Jay Coen Gilbert joins Sustainable Nation to discuss:

  • Creating and growing the B Corp movement
  • Updates on the state of B Corp worldwide
  • The importance of an inclusive economy
  • Advice and insights for sustainability leaders

Jay Coen Gilbert Final Five responses:

What is one piece of advice you would give other sustainability professionals that might help them in their careers?

Reach out, reach out, reach out. There's power in community that doesn't exist inside your company and seek out or build for yourself a robust community of practice that can help you accelerate your learning and the progress that your company will make.
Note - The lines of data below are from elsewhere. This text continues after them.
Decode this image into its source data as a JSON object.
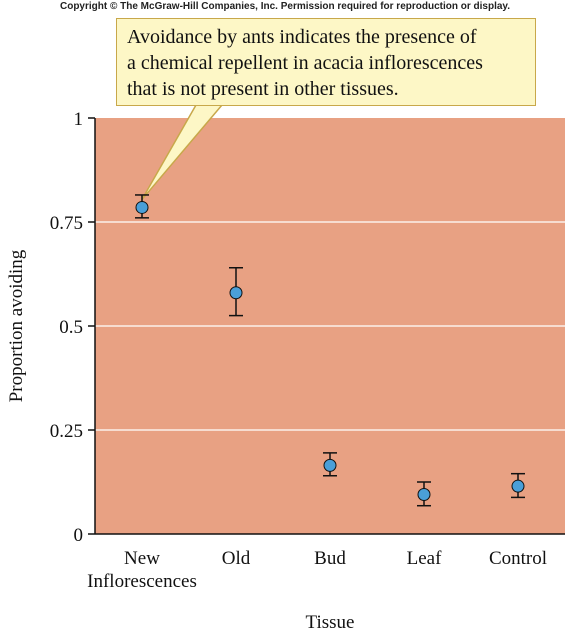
{
  "copyright": "Copyright © The McGraw-Hill Companies, Inc. Permission required for reproduction or display.",
  "callout": {
    "lines": [
      "Avoidance by ants indicates the presence of",
      "a chemical repellent in acacia inflorescences",
      "that is not present in other tissues."
    ]
  },
  "colors": {
    "plot_bg": "#e8a183",
    "point_fill": "#4a9fd8",
    "callout_bg": "#fdf7c6",
    "callout_border": "#c8a84a"
  },
  "chart_data": {
    "type": "scatter",
    "title": "",
    "xlabel": "Tissue",
    "ylabel": "Proportion avoiding",
    "categories": [
      [
        "New",
        "Inflorescences"
      ],
      [
        "Old"
      ],
      [
        "Bud"
      ],
      [
        "Leaf"
      ],
      [
        "Control"
      ]
    ],
    "values": [
      0.785,
      0.58,
      0.165,
      0.095,
      0.115
    ],
    "error_low": [
      0.76,
      0.525,
      0.14,
      0.068,
      0.088
    ],
    "error_high": [
      0.815,
      0.64,
      0.195,
      0.125,
      0.145
    ],
    "ylim": [
      0,
      1
    ],
    "yticks": [
      0,
      0.25,
      0.5,
      0.75,
      1
    ],
    "ytick_labels": [
      "0",
      "0.25",
      "0.5",
      "0.75",
      "1"
    ],
    "grid": true,
    "annotation_target_index": 0
  }
}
You'll move much faster when you're working with people than if you're working on your own.

What are you most excited about right now in the world of sustainable business?

Actually, I would say what I'm most excited about is the work around building an inclusive economy. I think that the work in sustainability is beginning to orient itself more directly and clearly and explicitly with the here and now needs of everyday people who are feeling left behind. I think that's one of the most exciting things that I see happening right now. And I see that leadership coming not just from sort of social first B Corps, but even from folks who are considered to be a sort of an environmental first B Corp are beginning to do work to build an inclusive economy in their businesses and their supply chains in a way that I hadn't seen two, three, five years ago.

What does one book you would recommend sustainability professionals read?

What is one book that I would recommend sustainability professionals read? You know what, it's a great question. I don't think it's a book about sustainability. And I think that the most important things that I've read have been things that reminded me about the "why" we're doing this and not the "how." So I think one of the most important texts that I think that has been read is Martin Luther King's Letter From Birmingham Jail. I think it's one of the most important pieces of writing in the twentieth century. And I think it speaks to this particular moment in history and not just to one from 55 years ago. It really issues a clear call to action, and asks us to really question whether we are being to moderate in our demands of ourselves or companies, or the companies that we are doing business with. And so for me, that's not a book, but since most people don't have time to read whole books anyway, I would say, get yourself a copy. Google "letter from Birmingham jail." Read that. And think about how it's calling us to move from a place of moderation to a place of being drum majors for justice and sustainability and what that means in our current environment.

What are some of your favorite resources or tools that really helped you in the work that you do?

I'd say the most important resources or the people that I work with every day. I learned a ton from the folks at B Lab, not just in our North American organization but through all of our global partners. And so the most important tool I have is the phone and the computer, so that I can be in touch with leaders around the country and around the world who can tell me all the cool things that they're doing, and then I can benefit from their wisdom and their innovation.